La Russie a provoqué la colère des Inuits de deux pays et a suscité des inquiétudes sur la souveraineté alors qu'elle prévoit larguer une roquette contenant possiblement des substances chimiques hautement toxiques dans une importante réserve de biodiversité de l'Arctique canadien.

La roquette ne tombera pas sur un territoire inoccupé, a souligné Okalik Eegeesiak, du Conseil circumpolaire inuit.
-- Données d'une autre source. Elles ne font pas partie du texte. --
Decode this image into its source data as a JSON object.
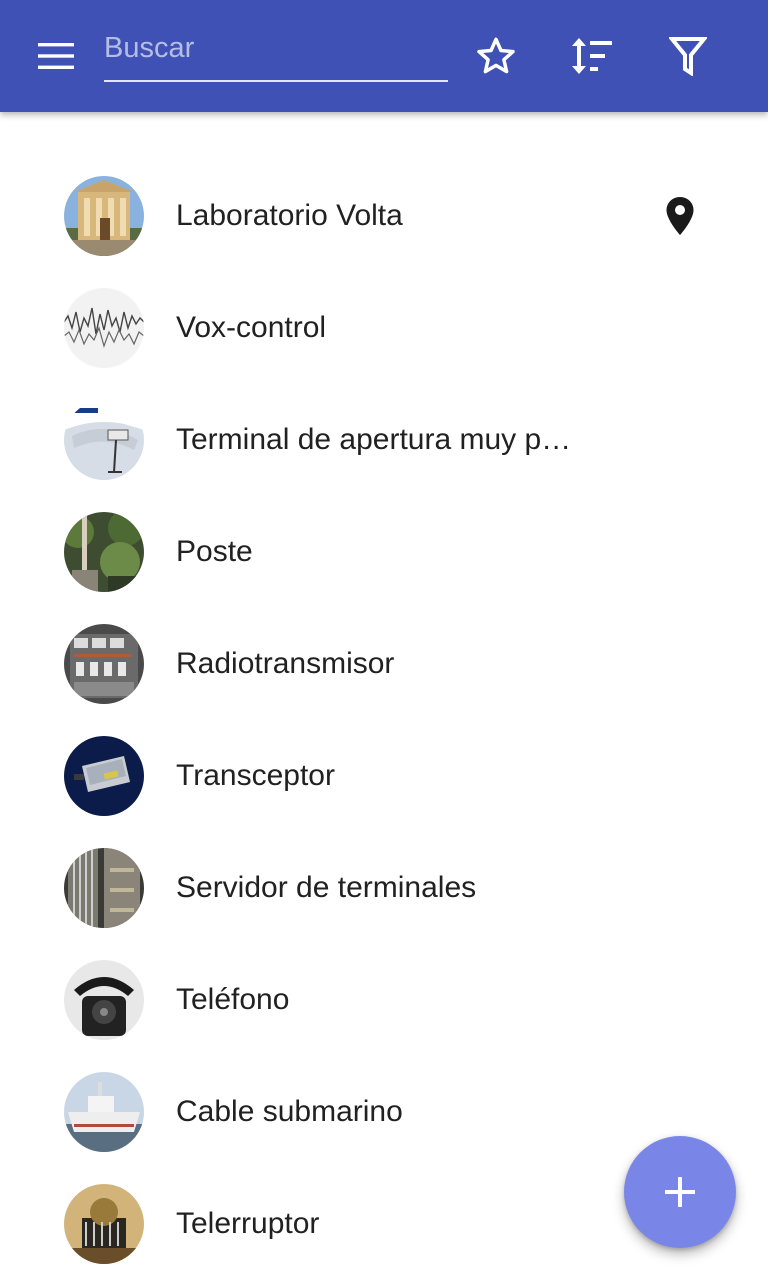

Au contraire, cet endroit est un cours d'eau essentiel pour l'approvisionnement en nourriture des communautés au Groenland et au Canada, a-t-il relevé.

Les Inuits habitent ce territoire et ils utilisent les animaux qui vivent dans ces eaux pour nourrir leur famille, a-t-il ajouté.

Les débris d'un tir de roquette russe devraient tomber dans la baie de Baffin, samedi, entre l'île d'Ellesmere et le Groenland. Il s'agit d'un secteur en dehors des eaux territoriales canadiennes, mais faisant partie d'une zone économique en partie sous le contrôle du Canada.

Les Inuits de près d'une douzaine de communautés parcourent ces territoires et y chassent massivement. Cette zone est située dans la polynie des eaux du Nord, une grande partie de l'océan qui est généralement libre de glace à longueur d'année et qui abrite l'un des écosystèmes les plus riches au nord du cercle polaire.

Les communautés chassent notamment les bélugas, les phoques, les poissons et les oiseaux, selon M. Eegeesiak.

La région est si importante que les Inuits du Canada et du Groenland ont formé un comité pour discuter de la gestion du territoire. Le plan de la Russie fait fi de ces intérêts, a déploré M. Eegeesiak.

«Le fait qu'il n'y ait pas de gens là-bas ne signifie pas que le territoire est inoccupé. Les Inuits dépendent de cette région», a-t-il soutenu.

Le comité s'apprête d'ailleurs à contester formellement les démarches de la Russie.

Un porte-parole de l'ambassade russe a dit que tout le carburant devrait avoir été brûlé avant que les débris n'atteignent le sol.

Or, des documents publiés par des experts du programme spatial russe suggèrent qu'il serait normal qu'environ 10 pour cent du carburant n'ait pas été brûlé.

Gary Stern, un spécialiste des contaminants dans l'Arctique de l'Université du Manitoba, a indiqué que l'hydrazine possiblement contenue dans le missile était hautement toxique et que la substance était reconnue pour être persistante dans l'eau.

Le combustible se dégrade toutefois rapidement et il n'affectera pas les animaux en haut de la chaîne alimentaire, alors les effets de cette seule roquette seront modestes, selon M. Stern. Mais il ne s'agit tout de même pas d'une bonne idée, a-t-il nuancé.

«C'est une région très productive. On ne veut pas qu'il se passe quelque chose là-bas. (Les Russes) ne devraient faire cela en aucun cas, mais en particulier, ils ne devraient pas le faire sur les territoires des autres pays», a-t-il conclu.